Working as a preparator, this culture of concept vs. context is injected in every aspect of the work that you perform. How can we surround the artwork with a halo of contextual isolation? How can we keep the audience in rapt awe of the object they are faced with? The answer is generally to remove distractions. In the gallery space, we attempt to maintain that the present time, current culture and political climate is the only context floating just below the surface of the exhibition. The patching, painting, wall-building, emails, construction sounds, design drawings, digital renderings, pulleys and ropes, mops and buckets, brooms and dustpans, piles of debris, tape measures, packing materials, label drafts, contracts, dollies, tiny holes, paint chips, cardboard, hand tools, zip ties, plastic sheets, painty rags, ethafoam, spent sandpaper, cotton gloves, gaffers tape, instructional sticky notes, blue tape, pencil lines, empty paint buckets, razor blades, saw dust, D-rings, picture hangers, sharpies, vinyl backing, sticky paint rollers, dried out chip brushes, dead screws, destroyed drill bits, sweaty rags, bandaids, baseball hats all need to be removed, despite being essential to the process of presentation in some way or another. It could be argued that it reflects a relationship to the studio of the artist---the not-so-secret prerequisite to objecthood. The objects listed above, more than anything else, are the constant in my line of work. The artwork is always different, but the craft of preparing space is the same. 
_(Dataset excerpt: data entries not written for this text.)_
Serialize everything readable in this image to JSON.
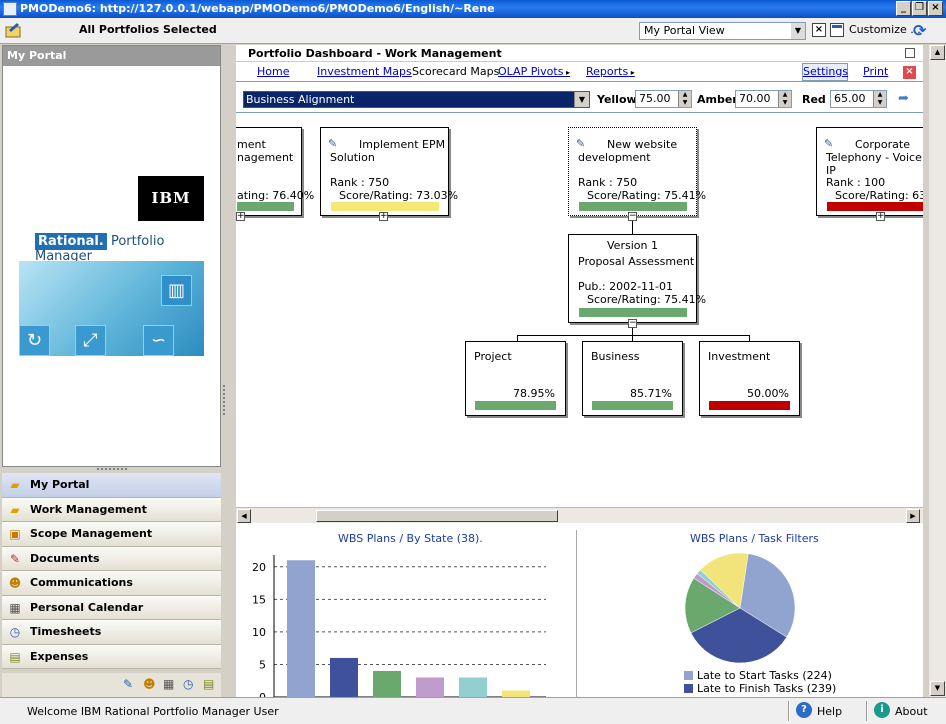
{
  "window": {
    "title": "PMODemo6: http://127.0.0.1/webapp/PMODemo6/PMODemo6/English/~Rene"
  },
  "toolbar": {
    "portfolio_label": "All Portfolios Selected",
    "portal_view": "My Portal View",
    "customize": "Customize ..."
  },
  "left_panel": {
    "title": "My Portal",
    "ibm_logo": "IBM",
    "rational": "Rational.",
    "product": "Portfolio Manager"
  },
  "nav": {
    "items": [
      {
        "label": "My Portal",
        "icon": "folder-icon"
      },
      {
        "label": "Work Management",
        "icon": "folder-icon"
      },
      {
        "label": "Scope Management",
        "icon": "scope-icon"
      },
      {
        "label": "Documents",
        "icon": "documents-icon"
      },
      {
        "label": "Communications",
        "icon": "people-icon"
      },
      {
        "label": "Personal Calendar",
        "icon": "calendar-icon"
      },
      {
        "label": "Timesheets",
        "icon": "clock-icon"
      },
      {
        "label": "Expenses",
        "icon": "money-icon"
      }
    ]
  },
  "panel": {
    "title": "Portfolio Dashboard - Work Management"
  },
  "tabs": {
    "home": "Home",
    "investment_maps": "Investment Maps",
    "scorecard_maps": "Scorecard Maps",
    "olap": "OLAP Pivots",
    "reports": "Reports",
    "settings": "Settings",
    "print": "Print"
  },
  "filter": {
    "select": "Business Alignment",
    "yellow_label": "Yellow",
    "yellow_value": "75.00",
    "amber_label": "Amber",
    "amber_value": "70.00",
    "red_label": "Red",
    "red_value": "65.00"
  },
  "nodes": {
    "n1": {
      "line1": "ment",
      "line2": "nagement",
      "score": "ating: 76.40%"
    },
    "n2": {
      "line1": "Implement EPM",
      "line2": "Solution",
      "rank": "Rank : 750",
      "score": "Score/Rating: 73.03%"
    },
    "n3": {
      "line1": "New website",
      "line2": "development",
      "rank": "Rank : 750",
      "score": "Score/Rating: 75.41%"
    },
    "n4": {
      "line1": "Corporate",
      "line2": "Telephony - Voice ove",
      "line3": "IP",
      "rank": "Rank : 100",
      "score": "Score/Rating: 63.9"
    },
    "version": {
      "line1": "Version 1",
      "line2": "Proposal Assessment",
      "pub": "Pub.: 2002-11-01",
      "score": "Score/Rating: 75.41%"
    },
    "project": {
      "label": "Project",
      "value": "78.95%"
    },
    "business": {
      "label": "Business",
      "value": "85.71%"
    },
    "investment": {
      "label": "Investment",
      "value": "50.00%"
    }
  },
  "charts": {
    "bar_title": "WBS Plans / By State (38).",
    "pie_title": "WBS Plans / Task Filters"
  },
  "chart_data": [
    {
      "type": "bar",
      "title": "WBS Plans / By State (38).",
      "yticks": [
        "0",
        "5",
        "10",
        "15",
        "20"
      ],
      "ylim": [
        0,
        21.5
      ],
      "values": [
        21,
        6,
        4,
        3,
        3,
        1
      ],
      "colors": [
        "#91a3cf",
        "#3f519a",
        "#6aa86d",
        "#c09ccc",
        "#93cfcf",
        "#f2e37a"
      ],
      "grid": true
    },
    {
      "type": "pie",
      "title": "WBS Plans / Task Filters",
      "legend": [
        {
          "label": "Late to Start Tasks (224)",
          "value": 224,
          "color": "#91a3cf"
        },
        {
          "label": "Late to Finish Tasks (239)",
          "value": 239,
          "color": "#3f519a"
        }
      ],
      "slices": [
        {
          "value": 224,
          "color": "#91a3cf"
        },
        {
          "value": 239,
          "color": "#3f519a"
        },
        {
          "value": 118,
          "color": "#6aa86d"
        },
        {
          "value": 12,
          "color": "#c09ccc"
        },
        {
          "value": 10,
          "color": "#93cfcf"
        },
        {
          "value": 108,
          "color": "#f2e37a"
        }
      ]
    }
  ],
  "status": {
    "welcome": "Welcome IBM Rational Portfolio Manager User",
    "help": "Help",
    "about": "About"
  }
}
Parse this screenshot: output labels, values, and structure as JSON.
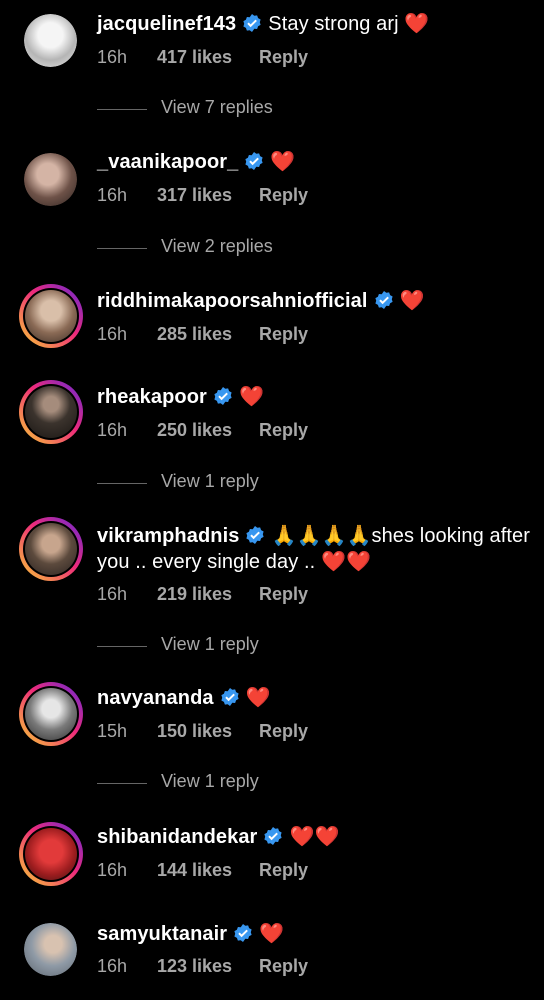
{
  "comments": [
    {
      "username": "jacquelinef143",
      "text": "Stay strong arj",
      "hearts": "❤️",
      "time": "16h",
      "likes": "417 likes",
      "reply": "Reply",
      "view_replies": "View 7 replies",
      "avatar_color": "#cfcfcf"
    },
    {
      "username": "_vaanikapoor_",
      "text": "",
      "hearts": "❤️",
      "time": "16h",
      "likes": "317 likes",
      "reply": "Reply",
      "view_replies": "View 2 replies",
      "avatar_color": "#8a6f66"
    },
    {
      "username": "riddhimakapoorsahniofficial",
      "text": "",
      "hearts": "❤️",
      "time": "16h",
      "likes": "285 likes",
      "reply": "Reply",
      "view_replies": "",
      "avatar_color": "#9a7e6b"
    },
    {
      "username": "rheakapoor",
      "text": "",
      "hearts": "❤️",
      "time": "16h",
      "likes": "250 likes",
      "reply": "Reply",
      "view_replies": "View 1 reply",
      "avatar_color": "#3b332d"
    },
    {
      "username": "vikramphadnis",
      "text_line1": "🙏🙏🙏🙏shes looking after",
      "text_line2": "you .. every single day ..",
      "hearts": "❤️❤️",
      "time": "16h",
      "likes": "219 likes",
      "reply": "Reply",
      "view_replies": "View 1 reply",
      "avatar_color": "#5c4a3d"
    },
    {
      "username": "navyananda",
      "text": "",
      "hearts": "❤️",
      "time": "15h",
      "likes": "150 likes",
      "reply": "Reply",
      "view_replies": "View 1 reply",
      "avatar_color": "#9d9d9d"
    },
    {
      "username": "shibanidandekar",
      "text": "",
      "hearts": "❤️❤️",
      "time": "16h",
      "likes": "144 likes",
      "reply": "Reply",
      "view_replies": "",
      "avatar_color": "#c0282a"
    },
    {
      "username": "samyuktanair",
      "text": "",
      "hearts": "❤️",
      "time": "16h",
      "likes": "123 likes",
      "reply": "Reply",
      "view_replies": "",
      "avatar_color": "#b7bcc3"
    }
  ],
  "colors": {
    "verified": "#3897f0",
    "heart": "#e0102a",
    "meta": "#a8a8a8"
  }
}
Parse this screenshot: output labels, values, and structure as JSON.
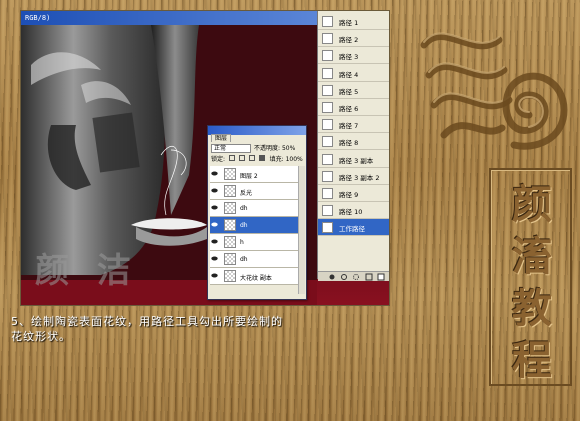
{
  "screenshot": {
    "title": "RGB/8)",
    "canvas_text": "颜 洁",
    "layers_panel": {
      "tab": "图层",
      "blend_mode": "正常",
      "opacity_label": "不透明度:",
      "opacity_value": "50%",
      "lock_label": "锁定:",
      "fill_label": "填充:",
      "fill_value": "100%",
      "layers": [
        {
          "name": "图层 2",
          "selected": false
        },
        {
          "name": "反光",
          "selected": false
        },
        {
          "name": "dh",
          "selected": false
        },
        {
          "name": "dh",
          "selected": true
        },
        {
          "name": "h",
          "selected": false
        },
        {
          "name": "dh",
          "selected": false
        },
        {
          "name": "大花纹 副本",
          "selected": false
        }
      ]
    },
    "paths_panel": {
      "items": [
        {
          "name": "路径 1",
          "selected": false
        },
        {
          "name": "路径 2",
          "selected": false
        },
        {
          "name": "路径 3",
          "selected": false
        },
        {
          "name": "路径 4",
          "selected": false
        },
        {
          "name": "路径 5",
          "selected": false
        },
        {
          "name": "路径 6",
          "selected": false
        },
        {
          "name": "路径 7",
          "selected": false
        },
        {
          "name": "路径 8",
          "selected": false
        },
        {
          "name": "路径 3 副本",
          "selected": false
        },
        {
          "name": "路径 3 副本 2",
          "selected": false
        },
        {
          "name": "路径 9",
          "selected": false
        },
        {
          "name": "路径 10",
          "selected": false
        },
        {
          "name": "工作路径",
          "selected": true
        }
      ]
    }
  },
  "caption": {
    "line1": "5、绘制陶瓷表面花纹，用路径工具勾出所要绘制的",
    "line2": "花纹形状。"
  },
  "branding": {
    "chars": [
      "颜",
      "滀",
      "教",
      "程"
    ]
  }
}
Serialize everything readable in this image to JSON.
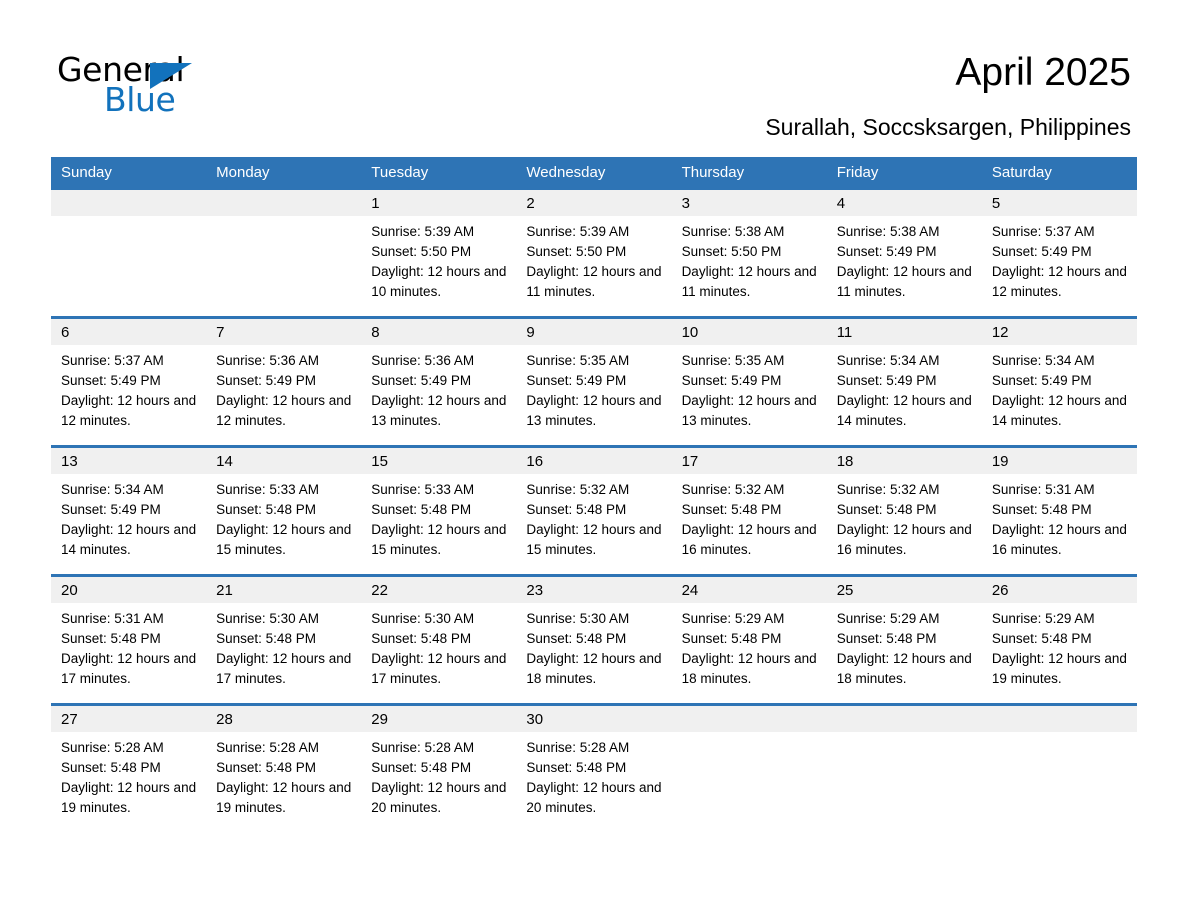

There’s something mildly infuriating about being the agent of distraction. The work of an exhibition worker is meant to be disappeared. The lack of evidence of presence is a mark of success, warranting discreet thanks for simply doing your job. The act of stepping back and aside, neatly putting away the elements of your essential work in a utility closet, remaining generally unacknowledged, is the experience of working as an art-handler and preparator. I see the extension cords as a small act of un-hiding necessity. They represent something of a substantial support system that is a part of the undercurrent of “the art world,” an industry of ideas and commodities that encourages isolationism, elegance, and standards of precision. The gallery is a manufactured space where we attempt to create a kind of vacuum in an effort to push ideas forward while simultaneously pushing the technical aspects back.

The extension cord is both a literal and figurative representation of connection, separation and practicality; the space generates the power that fuels the work, and it is in a very real way, a parasitic relationship to power. In an effort to reverse this imbalance in my own exhibition, the cables rise to the top. The subtleties of the draping and folding of length, the idiosyncratic ways in which we wrangle, wrap and store something that is ugly and utilitarian, are moments that reflect my experience working as an agent of muting practicality. As plein air painters capture their environment, I am hoping to capture my own through the lens of hidden utility within the context of exhibition-making.